We can see that we now get what CSS specifies (a hue of 270) as mentioned in the OP:
>>> Color("hsl(90deg 50% 50%)").mix('hsl(none 50% 50%)', space='hsl', hue='longer', method='css-linear')
color(--hsl 270 0.5 0.5 / 1)
EDIT: The title has been updated as the issue is actually related in general to hue handling and has nothing to do with carry forward or auto powerless handling.
Reference: https://github.com/w3c/csswg-drafts/issues/9224
From the beginning, undefined values have been resolved at interpolation time. This occurred post-hue fix-up (longer, shorter, etc.). We had confirmed this behavior with the color.js that was meant to represent the CSS spec. We've seen other libraries implement this in the same manner, for instance, culori.
color.js
```js > new Color("hsl(90deg 50% 50%)").mix('hsl(none 50% 50%)', {space: 'hsl', hue: 'longer'}); Color { space: ColorSpace { id: 'hsl', name: 'HSL', base: RGBColorSpace { id: 'srgb', name: 'sRGB', base: [RGBColorSpace], aliases: undefined, fromBase: [Function: fromBase], toBase: [Function: toBase], coords: [Object], white: [Array], formats: [Object], referred: 'display', path: [Array] }, aliases: undefined, fromBase: [Function: fromBase], toBase: [Function: toBase], coords: { h: [Object], s: [Object], l: [Object] }, white: [ 0.9504559270516716, 1, 1.0890577507598784 ], formats: { hsl: [Object], hsla: [Object] }, referred: undefined, path: [ [ColorSpace], [RGBColorSpace], [RGBColorSpace], [Circular *1] ] }, coords: [ 90, 50, 50 ], alpha: 1 } ```culori.js
```js > culori.interpolate(["hsl(90deg 50% 50%)", "hsl(none 50% 50%)"], 'hsl', {h: {fixup: culori.fixupHueLonger}})(0.5) { mode: 'hsl', h: 90, s: 0.5, l: 0.5 } ```The above CSS issue seems to claim that such a case should resolve as
270deg
for a50%
mix. This is because undefined values are resolved prior to hue fix-up, which is quite surprising.It appears that CSS handling of carry forward / powerless is likely more complicated than originally thought, so much so that implementing it properly may disrupt interpolation flow as it currently stands if we attempt to implement them as the CSSWG is currently advocating for.
It sounds like during carrying forward, undefined values are resolved before powerless resolution, but then alpha must be retained as undefined for premultiplication but then resolved as normal for interpolation. This is more complicated and would require us to rethink our flow if we want to mimic them. This seems unnecessarily complicated and a deviation from the simplicity of interpolation prior to these CSS carryforward and powerless steps.
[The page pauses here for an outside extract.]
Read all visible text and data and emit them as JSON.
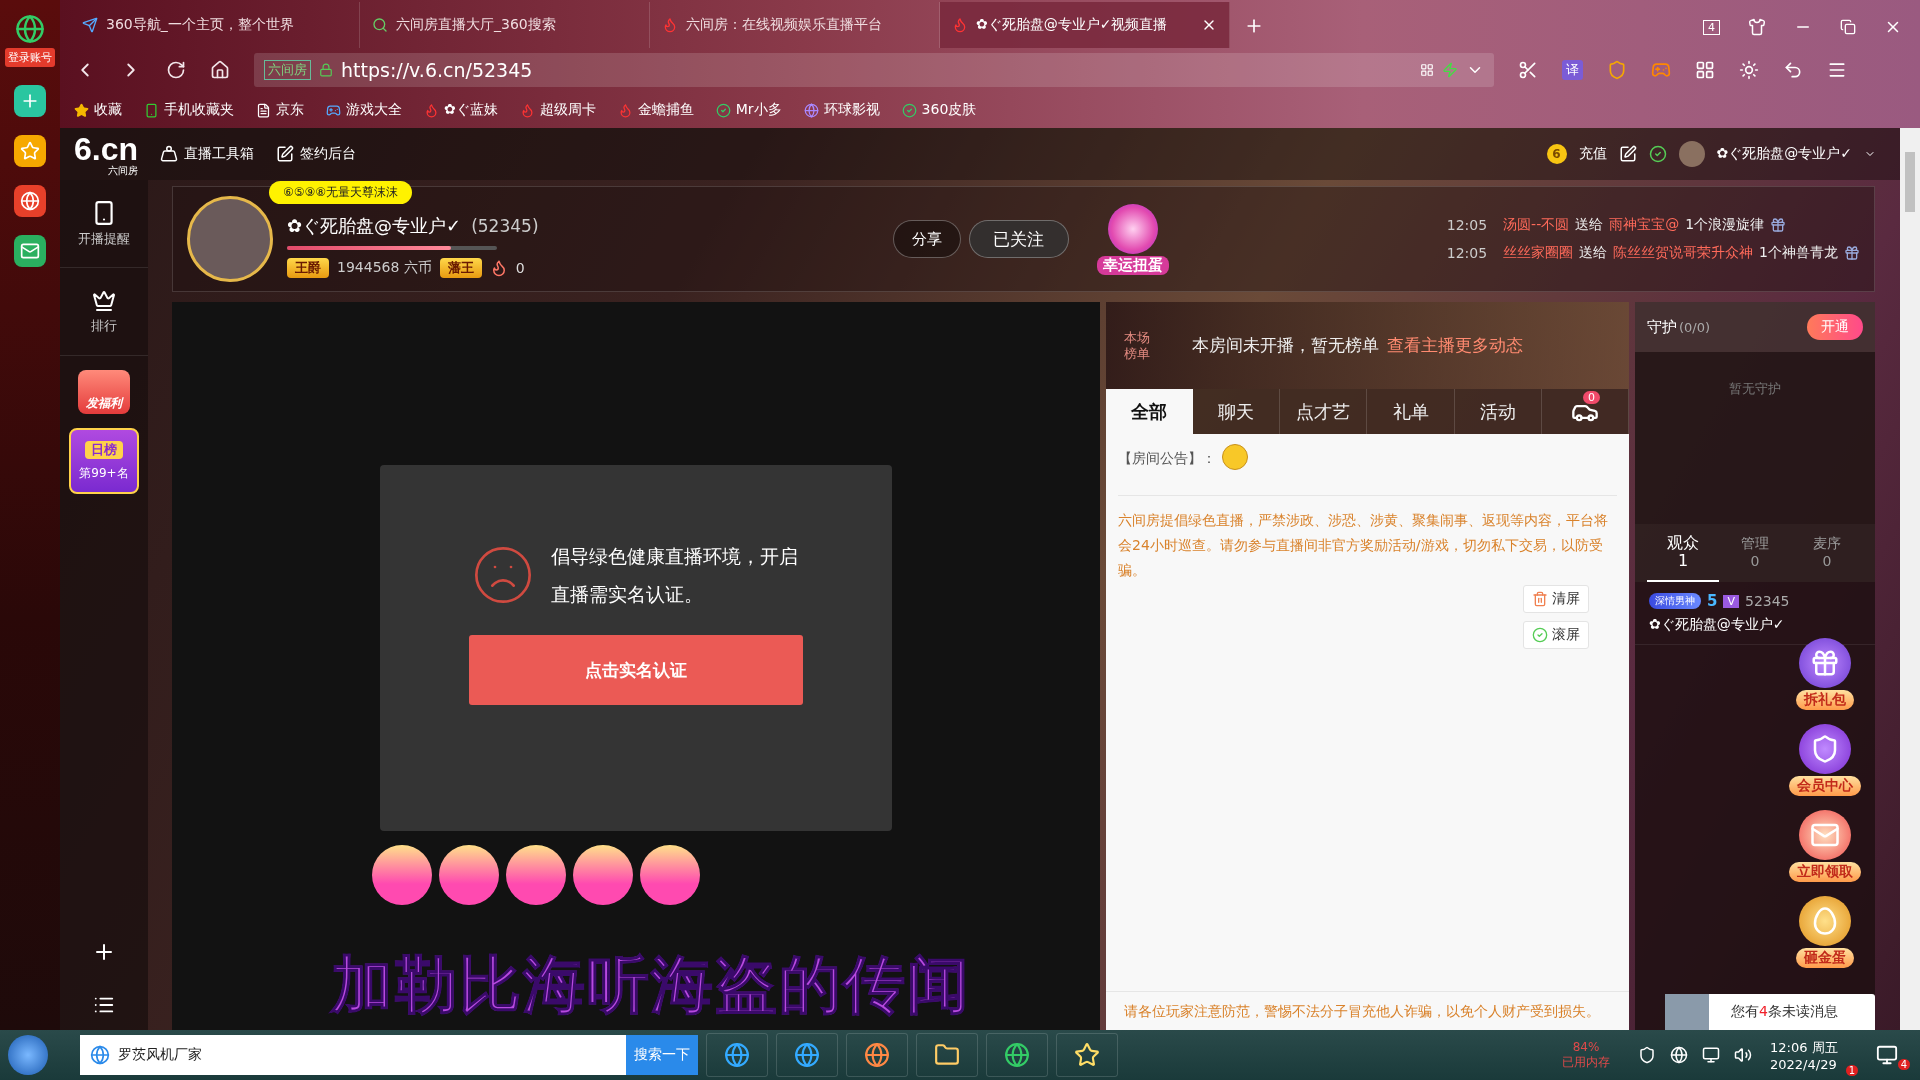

If this truly is the way they expect things, and we want to mimic their approach, it is likely we may not allow these options to be globally enabled. Instead, we may only allow these during simple linear interpolation mode as undefined handling in bspline and continuous cases are much more complicated that the overly simplistic CSS linear case.
Or maybe we will instead have to implement a CSS interpolation mode along with a refactoring of when and how hue interpolation is handled.